Светлый фон

Маленькая станция, на которой я оказался, была верстах в десяти от Москвы. Недалеко было Петровское-Разумовское, которое я хорошо знал и где жил мой брат с женой. К ним я и направился. Было яркое солнечное утро, в небе пели жаворонки, я шел в высокой густой траве. На душе у меня тоже пели жаворонки! Со смехом я представлял себе, как должен себя чувствовать «рыжий», не дождавшись в вагоне моего возвращения с площадки, и какой доклад должен он будет представить по начальству…

Не без труда отыскал я брата – адрес его я знал лишь приблизительно. На мое счастье, он и его жена сидели на террасе дачи. У них я и переночевал и на следующее утро отправился дальше.

Выехал я прямым направлением на Киев. Я никогда раньше не бывал в этом городе – и теперь с любопытством и интересом ходил по его улицам. Мне очень нравилась эта толпа, по-южному пестрая и веселая. Нравилась живая и сильно отличающаяся от московской и петербургской речь.

Все здесь были пестро перемешаны – украинцы, евреи, поляки. Это отражалось на всем – на костюмах, на говоре, даже на манерах. Когда я немного обжился в Киеве, мне нравилось приходить по утрам на крутую Прорезную, спускавшуюся к Крещатику – здесь всегда собирались крестьянки из окрестных деревень; они приходили в город продавать молоко, сливки, творог, малину…

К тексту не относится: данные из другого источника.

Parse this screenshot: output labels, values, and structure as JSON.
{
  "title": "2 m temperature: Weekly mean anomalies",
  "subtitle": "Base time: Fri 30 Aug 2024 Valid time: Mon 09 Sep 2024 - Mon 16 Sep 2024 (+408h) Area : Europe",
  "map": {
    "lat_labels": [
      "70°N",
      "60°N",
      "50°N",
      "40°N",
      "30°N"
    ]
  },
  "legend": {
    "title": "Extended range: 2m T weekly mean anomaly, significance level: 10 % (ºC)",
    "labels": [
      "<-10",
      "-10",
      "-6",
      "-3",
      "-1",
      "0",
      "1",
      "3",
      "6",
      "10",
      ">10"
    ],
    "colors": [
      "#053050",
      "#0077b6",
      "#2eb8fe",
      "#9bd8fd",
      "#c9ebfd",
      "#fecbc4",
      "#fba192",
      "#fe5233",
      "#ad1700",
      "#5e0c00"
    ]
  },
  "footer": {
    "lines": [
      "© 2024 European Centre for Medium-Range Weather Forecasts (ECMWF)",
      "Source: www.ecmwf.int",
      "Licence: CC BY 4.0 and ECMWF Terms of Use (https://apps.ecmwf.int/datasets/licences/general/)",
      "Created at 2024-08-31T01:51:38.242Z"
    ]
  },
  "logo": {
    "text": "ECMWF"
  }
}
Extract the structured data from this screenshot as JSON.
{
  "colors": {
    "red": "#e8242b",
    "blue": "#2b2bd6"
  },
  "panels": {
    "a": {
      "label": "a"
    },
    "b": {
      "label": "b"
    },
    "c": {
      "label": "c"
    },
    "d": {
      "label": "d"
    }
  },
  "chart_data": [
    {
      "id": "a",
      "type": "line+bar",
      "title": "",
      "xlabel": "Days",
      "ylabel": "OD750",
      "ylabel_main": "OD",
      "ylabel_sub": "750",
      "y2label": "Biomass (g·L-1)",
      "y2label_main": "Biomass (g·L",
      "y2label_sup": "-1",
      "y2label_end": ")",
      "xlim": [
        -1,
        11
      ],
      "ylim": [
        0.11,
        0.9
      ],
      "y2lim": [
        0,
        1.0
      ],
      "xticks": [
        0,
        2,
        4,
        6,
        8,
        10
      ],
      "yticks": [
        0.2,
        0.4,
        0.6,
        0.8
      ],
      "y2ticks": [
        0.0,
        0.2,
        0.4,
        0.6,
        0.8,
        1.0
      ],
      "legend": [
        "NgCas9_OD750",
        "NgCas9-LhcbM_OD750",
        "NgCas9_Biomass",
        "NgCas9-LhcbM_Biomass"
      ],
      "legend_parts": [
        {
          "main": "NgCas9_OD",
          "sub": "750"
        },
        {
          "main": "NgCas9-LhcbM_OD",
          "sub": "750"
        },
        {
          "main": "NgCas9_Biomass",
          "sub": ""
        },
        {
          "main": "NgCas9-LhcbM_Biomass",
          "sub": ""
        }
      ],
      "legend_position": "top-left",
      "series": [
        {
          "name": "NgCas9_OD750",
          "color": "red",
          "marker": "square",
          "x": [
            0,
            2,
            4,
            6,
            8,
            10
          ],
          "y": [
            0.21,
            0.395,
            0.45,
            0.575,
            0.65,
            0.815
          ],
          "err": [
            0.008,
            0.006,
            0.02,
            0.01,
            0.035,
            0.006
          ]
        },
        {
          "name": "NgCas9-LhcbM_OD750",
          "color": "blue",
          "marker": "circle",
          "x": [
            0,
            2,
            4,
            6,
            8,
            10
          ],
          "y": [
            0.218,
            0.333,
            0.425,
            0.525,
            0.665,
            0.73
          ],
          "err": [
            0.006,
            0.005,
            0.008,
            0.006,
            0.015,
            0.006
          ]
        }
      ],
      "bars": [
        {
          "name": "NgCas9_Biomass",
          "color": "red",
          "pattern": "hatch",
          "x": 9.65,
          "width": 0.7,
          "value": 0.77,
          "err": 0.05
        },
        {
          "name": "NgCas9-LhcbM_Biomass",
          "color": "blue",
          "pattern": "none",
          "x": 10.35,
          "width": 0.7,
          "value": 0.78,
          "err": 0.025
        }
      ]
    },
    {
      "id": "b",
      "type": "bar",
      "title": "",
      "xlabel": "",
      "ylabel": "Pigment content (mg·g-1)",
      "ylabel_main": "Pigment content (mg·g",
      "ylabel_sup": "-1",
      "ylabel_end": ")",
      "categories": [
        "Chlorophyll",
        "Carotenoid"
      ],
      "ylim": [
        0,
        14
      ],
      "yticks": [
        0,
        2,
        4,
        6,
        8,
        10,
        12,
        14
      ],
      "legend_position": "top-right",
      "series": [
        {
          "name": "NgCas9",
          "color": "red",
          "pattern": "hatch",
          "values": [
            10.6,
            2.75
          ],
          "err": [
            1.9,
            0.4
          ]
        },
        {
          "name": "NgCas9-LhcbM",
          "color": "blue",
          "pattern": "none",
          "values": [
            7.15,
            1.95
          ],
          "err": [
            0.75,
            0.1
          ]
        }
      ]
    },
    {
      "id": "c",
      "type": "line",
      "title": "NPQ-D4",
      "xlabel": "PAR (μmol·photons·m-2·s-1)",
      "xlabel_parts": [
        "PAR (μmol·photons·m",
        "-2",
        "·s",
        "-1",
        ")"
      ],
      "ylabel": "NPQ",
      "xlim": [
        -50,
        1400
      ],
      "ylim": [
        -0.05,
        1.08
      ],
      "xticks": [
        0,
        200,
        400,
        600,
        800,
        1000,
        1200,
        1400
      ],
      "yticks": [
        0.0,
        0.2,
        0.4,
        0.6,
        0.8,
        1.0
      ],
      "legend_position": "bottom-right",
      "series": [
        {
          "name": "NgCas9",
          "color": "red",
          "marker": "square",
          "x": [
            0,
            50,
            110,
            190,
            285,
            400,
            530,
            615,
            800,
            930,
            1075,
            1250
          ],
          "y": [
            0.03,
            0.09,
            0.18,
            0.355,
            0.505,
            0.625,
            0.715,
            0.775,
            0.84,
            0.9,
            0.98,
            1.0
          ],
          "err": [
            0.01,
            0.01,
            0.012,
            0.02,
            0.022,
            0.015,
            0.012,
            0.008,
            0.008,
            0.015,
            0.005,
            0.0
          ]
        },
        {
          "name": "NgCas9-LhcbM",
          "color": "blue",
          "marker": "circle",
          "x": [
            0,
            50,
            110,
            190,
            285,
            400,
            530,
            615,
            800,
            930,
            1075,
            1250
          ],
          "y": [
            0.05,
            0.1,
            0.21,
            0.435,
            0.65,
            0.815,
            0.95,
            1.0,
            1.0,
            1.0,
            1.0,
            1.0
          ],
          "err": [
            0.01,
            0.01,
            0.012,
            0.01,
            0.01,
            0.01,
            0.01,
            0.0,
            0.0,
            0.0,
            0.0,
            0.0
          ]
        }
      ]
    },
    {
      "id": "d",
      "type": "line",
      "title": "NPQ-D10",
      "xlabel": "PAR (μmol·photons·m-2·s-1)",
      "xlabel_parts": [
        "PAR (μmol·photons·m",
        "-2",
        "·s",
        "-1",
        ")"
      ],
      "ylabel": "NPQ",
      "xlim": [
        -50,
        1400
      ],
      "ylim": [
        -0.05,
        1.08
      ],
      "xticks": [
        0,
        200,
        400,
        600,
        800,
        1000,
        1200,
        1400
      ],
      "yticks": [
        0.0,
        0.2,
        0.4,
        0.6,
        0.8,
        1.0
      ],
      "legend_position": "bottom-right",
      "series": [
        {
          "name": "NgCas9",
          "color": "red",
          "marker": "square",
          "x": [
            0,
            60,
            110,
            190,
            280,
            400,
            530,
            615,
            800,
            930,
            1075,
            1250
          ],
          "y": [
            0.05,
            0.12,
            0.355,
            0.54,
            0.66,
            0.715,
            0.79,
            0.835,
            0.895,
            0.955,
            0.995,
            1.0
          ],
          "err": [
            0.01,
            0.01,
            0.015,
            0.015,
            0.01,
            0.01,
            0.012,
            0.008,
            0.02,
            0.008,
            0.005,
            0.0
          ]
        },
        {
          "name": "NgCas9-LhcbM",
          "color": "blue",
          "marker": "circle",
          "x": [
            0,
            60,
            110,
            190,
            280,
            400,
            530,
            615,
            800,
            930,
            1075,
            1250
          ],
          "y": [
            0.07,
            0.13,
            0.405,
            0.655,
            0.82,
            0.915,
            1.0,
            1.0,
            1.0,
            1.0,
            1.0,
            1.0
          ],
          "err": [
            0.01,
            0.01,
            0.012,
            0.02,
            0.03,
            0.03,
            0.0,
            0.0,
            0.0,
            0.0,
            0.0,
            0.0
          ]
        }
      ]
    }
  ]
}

Для них это было, по-видимому, не только базаром, но и своего рода клубом – быстрая, мягкая и в то же время гортанная (с придыханием) украинская речь катилась, как круглые камушки. И для своего клуба они, видимо, старательно наряжались – были в ярких расшитых рубашках, с бусами и в лентах – совсем как в опере. Таких – совершенно таких же – я до сих пор видел только в театре, когда смотрел «Наталку-Полтавку» или «Запорожца за Дунаем»…

Тут впервые я услышал тот приятный народный и природный украинский язык, который так мало похож на придуманный и как будто шутовской язык, каким говорили и говорят сочинившие его украинские, вернее, галицийские интеллигенты. А как хорош был казавшийся для Киева широким Крещатик, как хороши были старые киевские соборы и церкви! Какой единственный в своем роде вид открывался сверху из Царского сада на Днепр и Заднепровье! Если бы я не был москвичом, я хотел бы быть киевлянином…

Я перевидал товарищей, расспросил их, как поставлена была крестьянская работа, присутствовал на заседании Киевского комитета. Как все было тут не похоже на Москву и Петербург – и тот и другой отсюда казались какими-то тусклыми, серыми городами. И насколько все здесь было живописнее, свежее, красочнее. Некоторые из членов комитета пришли в вышитых крестьянских рубашках – одна была в украинском костюме и с длинной косой, совсем как те украинки, что приходили на Прорезную. Окно комнаты, в которой происходило заседание комитета, находилось в нижнем этаже и выходило в густой сад. На столе был большой поднос с вишнями, в углу огромный букет сирени… Юг здесь чувствовался всюду и во всем – солнечный, красочный.